Musk, who also runs electric car company Tesla and space exploration program Space X, is currently the world’s richest person, according to Forbes magazine.
Twitter and its board, including Chief Executive Parag Agrawal, are also defendants in the lawsuit.
According to the claimant, the lawsuit, which seeks to delay the merger’s closing until at least 2025, also requests that the courts declare that Twitter directors breached their fiduciary duties and recoup legal fees and costs.
There has been no comment regarding the latest lawsuit, as Twitter’s top management has declined to comment, while Elon Musk’s lawyers did not immediately respond to a request for comment.

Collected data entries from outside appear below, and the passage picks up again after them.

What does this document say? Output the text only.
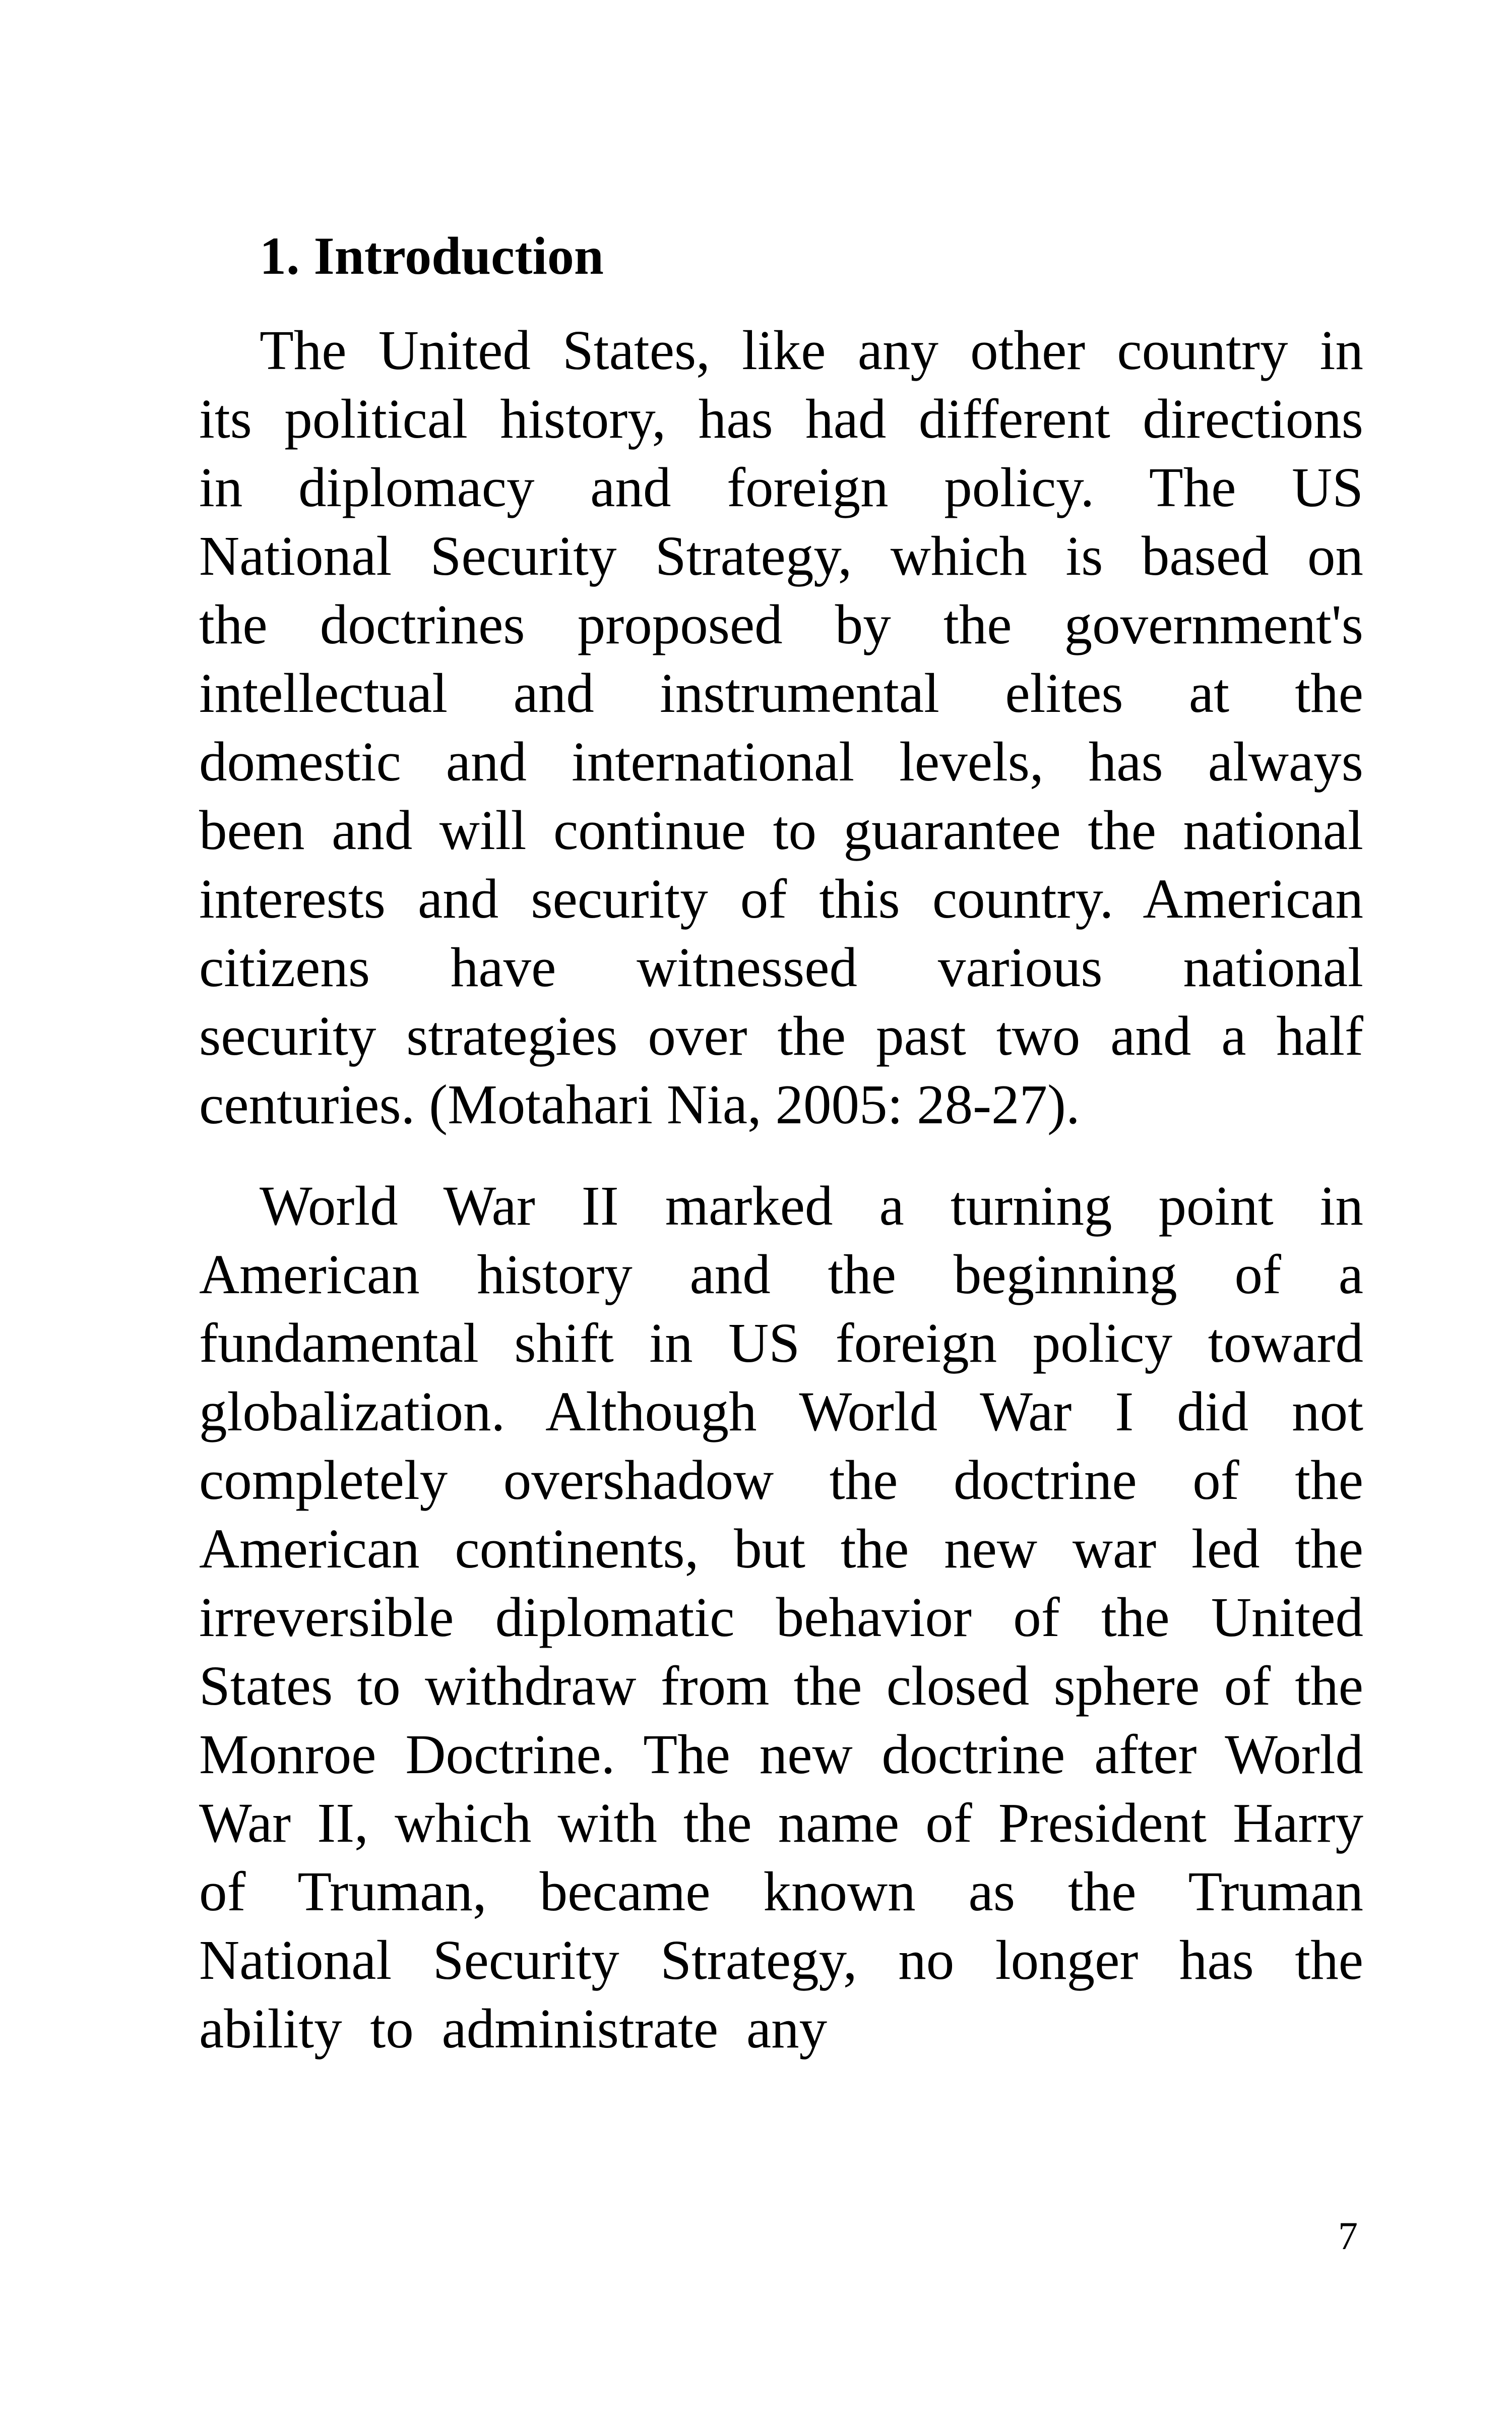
1. Introduction
The United States, like any other country in
its political history, has had different directions
in diplomacy and foreign policy. The US
National Security Strategy, which is based on
the doctrines proposed by the government's
intellectual and instrumental elites at the
domestic and international levels, has always
been and will continue to guarantee the national
interests and security of this country. American
citizens have witnessed various national
security strategies over the past two and a half
centuries. (Motahari Nia, 2005: 28-27).
World War II marked a turning point in
American history and the beginning of a
fundamental shift in US foreign policy toward
globalization. Although World War I did not
completely overshadow the doctrine of the
American continents, but the new war led the
irreversible diplomatic behavior of the United
States to withdraw from the closed sphere of the
Monroe Doctrine. The new doctrine after World
War II, which with the name of President Harry
of Truman, became known as the Truman
National Security Strategy, no longer has the
ability to administrate any
7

Also, as controversies continue to trail Musk’s interest in Twitter, following a report that Musk was advised to buy Twitter by former US President Donald Trump, who has been suspended from the social media platform since January 2021, following alleged inciting tweets following his loss during the US Presidential election, Musk has since refuted and distanced himself from the allegations.
Musk announced on Thursday that he had raised $7 billion in funding for the buyout, including from investors such as Larry Ellison, the Qatar state investment fund, and the world’s largest cryptocurrency exchange. According
to a filing with the US Securities and Exchange Commission, Ellison is putting $1 billion into the deal. According to the filing, Saudi Arabian billionaire Prince Alwaleed bin Talal, who had earlier opposed the takeover, consented to roll his $1.9 billion share into the deal.
The document also revealed that Musk’s $12.5 billion margin loan for the acquisition will be cut to $6.25 billion.
The financing news came as CNBC claimed that Musk would serve as the social media platform’s interim CEO for a few months once the deal is completed.